L’art de Fatiha Zemmouri est un rare exemple de la collaboration féconde entre le créateur et l’esthète exigeant, entre l’artiste et l’œil évaluateur qui l’habite. D’un projet à l’autre, la plasticienne mène un parcours où l’exercice artistique va de pair avec une constante réflexion autocritique, association qui assure une œuvre conjuguant la volonté d’audace à l’impératif de la mesure, le besoin de dépassement à un souci de cohérence. Depuis 1999, l’artiste multiplie les médiums comme ses expositions s’offrent sous des apparences très différentes de l’une à l’autre, mais l’ensemble affiche un solide dénominateur commun : un effet de santé ardente, d’infaillible maîtrise. Si les toiles, les installations ou les objets que façonne la plasticienne s’impriment aussi profondément dans la mémoire, c’est en raison de cette aura de prouesse qui les distingue : faire surgir autant d’esprit, de sensibilité et d’interrogations dans l’austérité de la matière.

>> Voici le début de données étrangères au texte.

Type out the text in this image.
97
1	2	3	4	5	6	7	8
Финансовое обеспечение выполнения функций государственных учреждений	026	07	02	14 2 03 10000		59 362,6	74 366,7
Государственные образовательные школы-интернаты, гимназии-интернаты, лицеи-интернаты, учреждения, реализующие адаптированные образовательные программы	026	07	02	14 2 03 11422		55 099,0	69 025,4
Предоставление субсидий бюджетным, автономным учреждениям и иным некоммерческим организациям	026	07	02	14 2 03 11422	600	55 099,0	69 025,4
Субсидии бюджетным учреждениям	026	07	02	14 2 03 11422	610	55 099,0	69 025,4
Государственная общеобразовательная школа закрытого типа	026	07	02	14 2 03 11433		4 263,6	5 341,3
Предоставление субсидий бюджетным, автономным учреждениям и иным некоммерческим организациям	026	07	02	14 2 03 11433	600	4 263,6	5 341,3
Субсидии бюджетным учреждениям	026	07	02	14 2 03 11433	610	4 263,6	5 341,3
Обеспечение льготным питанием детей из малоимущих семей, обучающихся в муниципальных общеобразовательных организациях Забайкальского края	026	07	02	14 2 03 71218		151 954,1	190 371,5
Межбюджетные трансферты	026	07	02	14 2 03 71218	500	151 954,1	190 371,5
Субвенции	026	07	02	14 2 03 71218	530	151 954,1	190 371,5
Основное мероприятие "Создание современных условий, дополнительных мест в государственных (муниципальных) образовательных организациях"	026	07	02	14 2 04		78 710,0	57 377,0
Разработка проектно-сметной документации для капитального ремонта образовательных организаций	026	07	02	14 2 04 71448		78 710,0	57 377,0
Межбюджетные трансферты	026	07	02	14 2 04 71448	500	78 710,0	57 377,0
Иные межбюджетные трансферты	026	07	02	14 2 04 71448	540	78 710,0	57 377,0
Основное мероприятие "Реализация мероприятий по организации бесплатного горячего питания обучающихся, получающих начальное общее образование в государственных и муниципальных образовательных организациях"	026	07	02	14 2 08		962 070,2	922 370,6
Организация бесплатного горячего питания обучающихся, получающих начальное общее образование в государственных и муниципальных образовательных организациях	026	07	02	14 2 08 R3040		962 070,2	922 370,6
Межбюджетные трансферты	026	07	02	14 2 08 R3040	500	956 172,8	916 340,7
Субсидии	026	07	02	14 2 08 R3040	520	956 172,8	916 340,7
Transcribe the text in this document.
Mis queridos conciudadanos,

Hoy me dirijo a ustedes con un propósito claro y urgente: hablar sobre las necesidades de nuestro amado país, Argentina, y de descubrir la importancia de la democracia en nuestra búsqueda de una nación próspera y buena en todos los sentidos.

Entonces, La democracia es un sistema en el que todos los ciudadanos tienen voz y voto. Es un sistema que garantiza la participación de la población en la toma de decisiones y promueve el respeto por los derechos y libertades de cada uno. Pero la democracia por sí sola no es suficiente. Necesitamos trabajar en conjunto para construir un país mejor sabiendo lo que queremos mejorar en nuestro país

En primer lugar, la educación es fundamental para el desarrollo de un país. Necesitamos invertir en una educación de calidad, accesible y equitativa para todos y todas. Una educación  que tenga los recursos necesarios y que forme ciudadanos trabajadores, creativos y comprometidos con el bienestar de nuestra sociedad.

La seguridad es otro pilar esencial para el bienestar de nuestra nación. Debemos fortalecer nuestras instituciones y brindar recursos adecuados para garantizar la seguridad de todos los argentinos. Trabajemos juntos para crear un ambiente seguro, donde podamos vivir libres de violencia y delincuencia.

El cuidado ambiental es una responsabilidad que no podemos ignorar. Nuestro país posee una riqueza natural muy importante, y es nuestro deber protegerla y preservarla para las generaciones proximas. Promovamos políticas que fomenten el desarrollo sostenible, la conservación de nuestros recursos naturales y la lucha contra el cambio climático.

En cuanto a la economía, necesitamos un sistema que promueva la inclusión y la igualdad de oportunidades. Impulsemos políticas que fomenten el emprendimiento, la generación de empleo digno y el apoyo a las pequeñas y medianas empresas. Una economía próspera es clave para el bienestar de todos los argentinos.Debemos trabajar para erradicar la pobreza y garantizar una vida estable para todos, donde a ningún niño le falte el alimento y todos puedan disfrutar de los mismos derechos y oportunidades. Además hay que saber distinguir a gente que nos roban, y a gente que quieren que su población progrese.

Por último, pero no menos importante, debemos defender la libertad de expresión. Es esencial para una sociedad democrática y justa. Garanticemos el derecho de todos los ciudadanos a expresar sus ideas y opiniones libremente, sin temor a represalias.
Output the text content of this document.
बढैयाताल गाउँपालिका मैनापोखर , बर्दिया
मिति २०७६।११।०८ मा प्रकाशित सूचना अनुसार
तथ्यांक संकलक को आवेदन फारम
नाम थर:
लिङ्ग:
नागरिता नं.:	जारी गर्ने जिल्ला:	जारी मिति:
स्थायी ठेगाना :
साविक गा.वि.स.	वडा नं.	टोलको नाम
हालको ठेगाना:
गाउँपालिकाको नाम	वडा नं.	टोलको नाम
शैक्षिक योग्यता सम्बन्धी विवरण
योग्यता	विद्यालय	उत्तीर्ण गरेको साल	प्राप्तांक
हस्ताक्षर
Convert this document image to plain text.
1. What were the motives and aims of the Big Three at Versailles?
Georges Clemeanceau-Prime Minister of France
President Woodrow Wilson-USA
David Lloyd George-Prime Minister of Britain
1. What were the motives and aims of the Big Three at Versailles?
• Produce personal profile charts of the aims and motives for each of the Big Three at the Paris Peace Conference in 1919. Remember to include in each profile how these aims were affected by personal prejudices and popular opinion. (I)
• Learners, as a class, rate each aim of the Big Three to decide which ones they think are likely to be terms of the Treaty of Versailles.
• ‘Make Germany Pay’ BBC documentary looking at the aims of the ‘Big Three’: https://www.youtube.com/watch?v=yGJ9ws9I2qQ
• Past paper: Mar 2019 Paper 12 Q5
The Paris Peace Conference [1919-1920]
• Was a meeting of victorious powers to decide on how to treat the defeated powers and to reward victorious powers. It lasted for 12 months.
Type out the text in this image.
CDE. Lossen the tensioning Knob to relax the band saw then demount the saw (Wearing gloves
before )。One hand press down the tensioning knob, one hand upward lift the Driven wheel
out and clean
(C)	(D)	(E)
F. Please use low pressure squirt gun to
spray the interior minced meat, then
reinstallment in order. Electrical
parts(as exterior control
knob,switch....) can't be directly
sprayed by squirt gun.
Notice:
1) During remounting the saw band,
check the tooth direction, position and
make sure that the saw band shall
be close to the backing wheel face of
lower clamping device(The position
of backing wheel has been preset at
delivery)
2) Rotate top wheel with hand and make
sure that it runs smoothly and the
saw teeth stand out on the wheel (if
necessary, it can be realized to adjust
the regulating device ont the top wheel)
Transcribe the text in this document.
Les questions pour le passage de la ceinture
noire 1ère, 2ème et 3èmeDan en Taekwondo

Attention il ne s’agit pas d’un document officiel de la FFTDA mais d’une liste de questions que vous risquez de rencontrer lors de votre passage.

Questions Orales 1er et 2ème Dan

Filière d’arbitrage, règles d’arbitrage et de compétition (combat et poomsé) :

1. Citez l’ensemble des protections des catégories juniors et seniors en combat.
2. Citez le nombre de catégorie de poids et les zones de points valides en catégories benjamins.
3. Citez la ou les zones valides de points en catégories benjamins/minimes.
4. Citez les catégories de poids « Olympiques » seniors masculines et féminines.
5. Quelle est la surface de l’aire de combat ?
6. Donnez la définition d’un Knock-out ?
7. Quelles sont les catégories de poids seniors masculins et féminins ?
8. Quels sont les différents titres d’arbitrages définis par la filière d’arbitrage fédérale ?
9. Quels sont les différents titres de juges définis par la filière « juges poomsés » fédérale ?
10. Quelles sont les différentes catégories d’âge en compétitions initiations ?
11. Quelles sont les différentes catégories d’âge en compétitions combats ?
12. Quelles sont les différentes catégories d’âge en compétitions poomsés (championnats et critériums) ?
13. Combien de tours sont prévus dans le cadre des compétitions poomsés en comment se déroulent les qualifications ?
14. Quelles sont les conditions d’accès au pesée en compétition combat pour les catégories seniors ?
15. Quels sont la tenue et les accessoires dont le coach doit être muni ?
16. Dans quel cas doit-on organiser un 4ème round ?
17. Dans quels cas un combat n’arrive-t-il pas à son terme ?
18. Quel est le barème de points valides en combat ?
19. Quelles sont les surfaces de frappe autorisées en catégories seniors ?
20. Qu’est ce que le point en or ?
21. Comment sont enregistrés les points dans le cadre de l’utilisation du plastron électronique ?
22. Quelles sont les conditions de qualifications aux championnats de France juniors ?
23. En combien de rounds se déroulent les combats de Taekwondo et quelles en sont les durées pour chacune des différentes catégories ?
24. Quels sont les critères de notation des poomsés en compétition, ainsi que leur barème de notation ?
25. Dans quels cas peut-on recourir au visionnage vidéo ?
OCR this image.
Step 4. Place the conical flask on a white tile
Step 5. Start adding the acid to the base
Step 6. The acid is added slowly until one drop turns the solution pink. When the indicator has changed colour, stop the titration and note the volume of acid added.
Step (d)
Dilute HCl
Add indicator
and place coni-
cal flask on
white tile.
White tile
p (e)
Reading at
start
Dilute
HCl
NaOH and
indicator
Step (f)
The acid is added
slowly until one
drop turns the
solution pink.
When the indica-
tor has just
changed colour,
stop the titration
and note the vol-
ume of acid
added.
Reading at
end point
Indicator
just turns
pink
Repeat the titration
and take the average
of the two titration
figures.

Charbon, bois, céramique, porcelaine, métal… Un récit serait à écrire sur le rapport passionnel à la matière que cultive l’artiste dont l’ambition esthétique ne se départit jamais de l’écoute du dehors universel. Les expositions expriment une adhésion aux tourments du monde avec cette particularité que, chaque fois, le sujet ou l’événement invoque une matière différente. En effet, l’artiste tient comme ferment essentiel de son art cette adéquation entre « le propos, le geste et la matière ». Le travail montré à l’Institut des Cultures d’Islam dans le cadre de l’exposition « Zone franche » use de feuilles de tôle pour mettre en œuvre des cartes géographiques froissées qui donnent à lire le désenchantement provoqué par les murs érigés après la destruction du Mur de Berlin. La pierre géante exposée à la Biennale de Marrakech est déployée comme une métaphore de la psychose qui envahit une capitale européenne après une série d’insoutenables attentats terroristes. Quant à la dune de sable du projet « Réparer le monde », elle témoigne, à travers l’évocation du désert, de l’errance et du dépaysement des migrants. Dans les titres, les projets et les pièces ne nomment jamais les événements où ils ont pris naissance.
Youssef Wahboun
Texte extrait du catalogue de l’exposition.